Gene Set Enrichment Analysis (GSEA) does not require a definite threshold for differentially expressed genes. The algorithm analyzes the overall trend based on the actual situation, and from the perspective of gene set enrichment. It is easier to encompass the impact of subtle but synergistic changes on biological pathways. We used GSEA in our analysis and identified heparin binding is the most significant pathway in GC. Heparin binding plays an important role in acute stress, inflammation and tumor progression40. Heparin binding contributes to the up-regulation of heparanase, which associates with tumor vascularity and less favorable postoperative survival of cancer individuals41. Another study reveals that heparin binding promotes the angiogenic activity of tumor cells 42. Hence, the result of GSEA suggests that RNF150 might be involved in the progression of GC partly via heparin binding which correlates well with angiogenesis and hematogenous metastasis.

We need to mention limitations in this study. Firstly, studies on RNF150 are very limited so it’s difficult for us to hypothesize the potential mechanism of RNF150 affecting GC cells. Secondly, the prognostic role of RNF150 needs to be further explored in clinical individuals by different experimental methods such as western blotting and immunofluorescence. Finally, further cellular and animal experiments are needed in the future to expound the underlying mechanism of RNF150 in GC patients.

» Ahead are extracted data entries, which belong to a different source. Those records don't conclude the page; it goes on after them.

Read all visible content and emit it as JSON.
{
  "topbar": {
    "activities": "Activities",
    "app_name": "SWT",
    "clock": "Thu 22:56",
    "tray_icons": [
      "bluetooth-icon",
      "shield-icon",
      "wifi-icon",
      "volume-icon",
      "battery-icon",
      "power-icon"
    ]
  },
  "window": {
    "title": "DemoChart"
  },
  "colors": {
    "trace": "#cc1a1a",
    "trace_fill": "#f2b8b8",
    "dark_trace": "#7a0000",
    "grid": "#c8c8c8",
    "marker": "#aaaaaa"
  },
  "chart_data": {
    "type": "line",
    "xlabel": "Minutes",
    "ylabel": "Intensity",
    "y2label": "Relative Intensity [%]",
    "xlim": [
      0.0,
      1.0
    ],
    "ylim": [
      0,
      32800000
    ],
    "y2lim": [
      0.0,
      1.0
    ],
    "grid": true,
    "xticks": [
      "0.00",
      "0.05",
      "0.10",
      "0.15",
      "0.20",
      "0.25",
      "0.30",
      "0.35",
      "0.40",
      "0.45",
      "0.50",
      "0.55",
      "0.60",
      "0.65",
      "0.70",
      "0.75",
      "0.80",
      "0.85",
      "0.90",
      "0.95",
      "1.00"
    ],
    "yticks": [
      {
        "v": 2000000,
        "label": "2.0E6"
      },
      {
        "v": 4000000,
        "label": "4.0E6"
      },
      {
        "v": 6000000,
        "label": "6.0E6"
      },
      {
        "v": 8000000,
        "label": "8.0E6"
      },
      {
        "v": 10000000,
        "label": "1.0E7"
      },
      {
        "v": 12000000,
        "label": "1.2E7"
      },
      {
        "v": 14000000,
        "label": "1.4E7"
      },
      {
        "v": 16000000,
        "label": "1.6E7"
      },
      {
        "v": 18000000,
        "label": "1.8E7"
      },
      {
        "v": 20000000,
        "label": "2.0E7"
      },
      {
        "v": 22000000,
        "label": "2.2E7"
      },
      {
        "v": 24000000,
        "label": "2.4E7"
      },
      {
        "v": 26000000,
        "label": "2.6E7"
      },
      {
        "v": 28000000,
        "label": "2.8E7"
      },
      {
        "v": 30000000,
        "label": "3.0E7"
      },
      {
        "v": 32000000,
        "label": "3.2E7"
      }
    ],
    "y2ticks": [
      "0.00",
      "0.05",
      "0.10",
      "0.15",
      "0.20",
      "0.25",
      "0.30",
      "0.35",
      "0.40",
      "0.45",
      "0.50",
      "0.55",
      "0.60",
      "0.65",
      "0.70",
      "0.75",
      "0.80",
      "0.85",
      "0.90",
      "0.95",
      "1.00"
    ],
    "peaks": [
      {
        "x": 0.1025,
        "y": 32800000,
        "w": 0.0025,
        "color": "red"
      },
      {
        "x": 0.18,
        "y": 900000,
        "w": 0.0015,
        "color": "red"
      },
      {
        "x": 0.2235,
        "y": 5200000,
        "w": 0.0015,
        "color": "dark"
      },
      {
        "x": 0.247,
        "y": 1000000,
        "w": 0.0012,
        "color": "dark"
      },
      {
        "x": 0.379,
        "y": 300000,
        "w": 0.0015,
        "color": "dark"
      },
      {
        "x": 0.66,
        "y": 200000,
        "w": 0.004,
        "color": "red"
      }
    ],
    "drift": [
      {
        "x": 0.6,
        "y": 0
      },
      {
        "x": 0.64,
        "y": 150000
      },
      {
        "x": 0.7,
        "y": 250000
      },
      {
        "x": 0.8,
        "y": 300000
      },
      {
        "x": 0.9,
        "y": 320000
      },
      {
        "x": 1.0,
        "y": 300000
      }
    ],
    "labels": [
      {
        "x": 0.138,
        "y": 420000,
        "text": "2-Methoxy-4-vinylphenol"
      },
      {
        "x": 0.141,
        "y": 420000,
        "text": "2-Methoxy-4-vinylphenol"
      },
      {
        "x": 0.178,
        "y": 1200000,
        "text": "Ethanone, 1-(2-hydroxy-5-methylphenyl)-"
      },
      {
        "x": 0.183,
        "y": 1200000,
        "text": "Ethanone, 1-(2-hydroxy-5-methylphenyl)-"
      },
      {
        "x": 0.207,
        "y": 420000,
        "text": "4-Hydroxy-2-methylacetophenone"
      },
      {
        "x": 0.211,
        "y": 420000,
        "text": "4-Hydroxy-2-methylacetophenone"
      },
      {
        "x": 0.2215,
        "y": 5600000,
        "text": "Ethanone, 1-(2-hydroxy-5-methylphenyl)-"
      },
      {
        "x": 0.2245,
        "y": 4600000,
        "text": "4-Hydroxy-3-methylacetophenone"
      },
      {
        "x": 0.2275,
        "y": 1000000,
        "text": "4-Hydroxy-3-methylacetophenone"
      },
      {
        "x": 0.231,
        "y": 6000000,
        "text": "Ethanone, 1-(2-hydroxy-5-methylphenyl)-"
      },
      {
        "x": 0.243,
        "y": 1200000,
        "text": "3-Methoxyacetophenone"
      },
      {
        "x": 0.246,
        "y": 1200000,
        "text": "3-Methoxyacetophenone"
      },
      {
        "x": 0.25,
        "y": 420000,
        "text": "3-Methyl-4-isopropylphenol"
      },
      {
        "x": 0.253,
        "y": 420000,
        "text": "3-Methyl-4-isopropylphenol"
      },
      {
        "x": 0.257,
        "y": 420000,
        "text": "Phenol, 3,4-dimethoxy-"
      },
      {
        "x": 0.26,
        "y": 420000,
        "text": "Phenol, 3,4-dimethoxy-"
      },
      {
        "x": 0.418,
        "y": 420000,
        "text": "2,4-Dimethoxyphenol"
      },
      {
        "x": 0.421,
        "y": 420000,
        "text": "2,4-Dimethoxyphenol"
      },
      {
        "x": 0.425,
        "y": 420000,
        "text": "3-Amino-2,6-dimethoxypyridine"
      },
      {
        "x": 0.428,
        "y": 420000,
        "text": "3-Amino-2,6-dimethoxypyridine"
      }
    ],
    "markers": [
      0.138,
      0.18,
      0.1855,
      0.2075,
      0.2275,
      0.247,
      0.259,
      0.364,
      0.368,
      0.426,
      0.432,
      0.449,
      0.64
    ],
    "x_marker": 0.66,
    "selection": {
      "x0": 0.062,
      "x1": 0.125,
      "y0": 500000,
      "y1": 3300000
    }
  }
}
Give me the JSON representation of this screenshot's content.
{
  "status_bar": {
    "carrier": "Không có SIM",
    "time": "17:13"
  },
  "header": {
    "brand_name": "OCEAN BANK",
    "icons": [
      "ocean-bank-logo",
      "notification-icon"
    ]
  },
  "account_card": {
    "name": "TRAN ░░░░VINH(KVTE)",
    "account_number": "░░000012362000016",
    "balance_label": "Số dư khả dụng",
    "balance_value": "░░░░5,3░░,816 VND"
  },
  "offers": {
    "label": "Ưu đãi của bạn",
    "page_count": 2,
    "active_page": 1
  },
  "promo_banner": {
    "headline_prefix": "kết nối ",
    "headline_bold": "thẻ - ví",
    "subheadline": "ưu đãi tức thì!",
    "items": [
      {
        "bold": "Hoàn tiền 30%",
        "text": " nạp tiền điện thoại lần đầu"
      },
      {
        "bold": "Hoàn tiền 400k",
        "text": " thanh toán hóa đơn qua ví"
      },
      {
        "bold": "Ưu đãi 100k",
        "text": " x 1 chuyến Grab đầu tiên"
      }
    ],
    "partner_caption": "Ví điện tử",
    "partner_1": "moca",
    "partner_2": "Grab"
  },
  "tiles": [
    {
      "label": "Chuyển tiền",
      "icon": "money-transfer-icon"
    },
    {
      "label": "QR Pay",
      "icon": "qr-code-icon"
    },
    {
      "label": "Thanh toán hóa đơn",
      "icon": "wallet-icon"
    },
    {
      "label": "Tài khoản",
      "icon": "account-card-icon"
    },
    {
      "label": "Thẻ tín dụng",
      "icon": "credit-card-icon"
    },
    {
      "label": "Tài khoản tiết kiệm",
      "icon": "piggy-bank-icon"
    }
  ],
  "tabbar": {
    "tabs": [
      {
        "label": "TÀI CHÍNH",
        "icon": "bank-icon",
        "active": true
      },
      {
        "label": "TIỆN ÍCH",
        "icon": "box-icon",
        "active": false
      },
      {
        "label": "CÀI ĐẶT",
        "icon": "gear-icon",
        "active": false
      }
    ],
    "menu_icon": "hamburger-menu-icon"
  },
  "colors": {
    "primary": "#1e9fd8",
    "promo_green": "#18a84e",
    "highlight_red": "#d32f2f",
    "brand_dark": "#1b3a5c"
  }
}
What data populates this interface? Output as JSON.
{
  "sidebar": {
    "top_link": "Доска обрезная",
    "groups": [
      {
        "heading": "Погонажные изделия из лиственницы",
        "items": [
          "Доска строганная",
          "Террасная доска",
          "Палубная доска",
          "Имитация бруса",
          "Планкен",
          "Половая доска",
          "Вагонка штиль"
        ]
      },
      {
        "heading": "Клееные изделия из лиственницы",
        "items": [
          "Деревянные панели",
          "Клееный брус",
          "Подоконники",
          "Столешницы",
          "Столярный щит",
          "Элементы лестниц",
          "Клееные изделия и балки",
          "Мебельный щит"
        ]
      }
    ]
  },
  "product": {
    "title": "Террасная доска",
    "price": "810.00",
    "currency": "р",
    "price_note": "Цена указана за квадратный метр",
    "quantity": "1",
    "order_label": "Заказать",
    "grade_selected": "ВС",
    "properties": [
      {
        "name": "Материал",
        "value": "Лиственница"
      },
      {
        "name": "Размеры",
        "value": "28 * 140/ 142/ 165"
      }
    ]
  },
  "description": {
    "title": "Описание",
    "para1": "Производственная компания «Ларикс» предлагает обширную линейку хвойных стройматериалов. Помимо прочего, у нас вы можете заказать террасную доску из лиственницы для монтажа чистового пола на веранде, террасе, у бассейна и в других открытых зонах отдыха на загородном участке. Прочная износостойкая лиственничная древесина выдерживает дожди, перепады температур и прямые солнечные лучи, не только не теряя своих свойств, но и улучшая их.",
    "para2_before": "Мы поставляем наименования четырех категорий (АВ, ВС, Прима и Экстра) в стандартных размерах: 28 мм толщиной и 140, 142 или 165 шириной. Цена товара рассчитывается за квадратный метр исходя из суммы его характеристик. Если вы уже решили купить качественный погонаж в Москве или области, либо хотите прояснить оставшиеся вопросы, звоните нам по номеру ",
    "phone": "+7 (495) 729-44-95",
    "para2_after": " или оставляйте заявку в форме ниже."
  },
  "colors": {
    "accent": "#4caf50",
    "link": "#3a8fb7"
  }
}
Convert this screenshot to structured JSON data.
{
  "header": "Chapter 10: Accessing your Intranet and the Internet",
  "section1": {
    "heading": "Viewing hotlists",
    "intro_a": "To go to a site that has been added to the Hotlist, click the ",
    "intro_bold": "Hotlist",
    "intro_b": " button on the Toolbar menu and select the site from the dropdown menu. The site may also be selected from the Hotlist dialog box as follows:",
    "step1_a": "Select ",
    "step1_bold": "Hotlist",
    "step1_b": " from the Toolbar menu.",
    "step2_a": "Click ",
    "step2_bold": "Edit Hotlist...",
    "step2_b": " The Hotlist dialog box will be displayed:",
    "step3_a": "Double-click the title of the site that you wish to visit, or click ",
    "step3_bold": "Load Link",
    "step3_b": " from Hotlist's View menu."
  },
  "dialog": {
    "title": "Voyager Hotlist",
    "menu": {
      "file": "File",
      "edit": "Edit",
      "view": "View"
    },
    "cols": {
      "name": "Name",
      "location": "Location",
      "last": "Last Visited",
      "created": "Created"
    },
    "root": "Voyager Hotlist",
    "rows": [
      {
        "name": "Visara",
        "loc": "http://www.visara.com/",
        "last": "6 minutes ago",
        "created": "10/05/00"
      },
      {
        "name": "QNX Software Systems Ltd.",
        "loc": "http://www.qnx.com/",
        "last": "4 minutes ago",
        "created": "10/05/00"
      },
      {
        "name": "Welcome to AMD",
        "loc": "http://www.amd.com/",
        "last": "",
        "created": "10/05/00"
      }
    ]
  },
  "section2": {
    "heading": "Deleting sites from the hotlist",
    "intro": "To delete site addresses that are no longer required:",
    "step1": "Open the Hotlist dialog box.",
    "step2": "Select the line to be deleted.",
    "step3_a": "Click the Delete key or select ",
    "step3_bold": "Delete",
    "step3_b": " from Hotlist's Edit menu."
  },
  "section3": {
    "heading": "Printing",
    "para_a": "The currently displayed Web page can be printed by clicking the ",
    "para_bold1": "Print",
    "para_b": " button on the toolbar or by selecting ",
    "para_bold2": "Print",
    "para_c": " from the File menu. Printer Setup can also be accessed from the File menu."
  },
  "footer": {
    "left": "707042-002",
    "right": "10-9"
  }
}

In brief, we recognized RNF150 as the vital gene linked to MSI in GC. Lower mRNA level of RNF150 predicts a longer survival of GC patients. Therefore, we propose that RNF150 is a novel biomarker and this study has important clinical implications for the development of new therapies for GC patients.

Conclusion

Our study identified RNF150 as a novel biomarker in MSI GC. It is expected to be an auspicious prognostic biomarker for GC patients.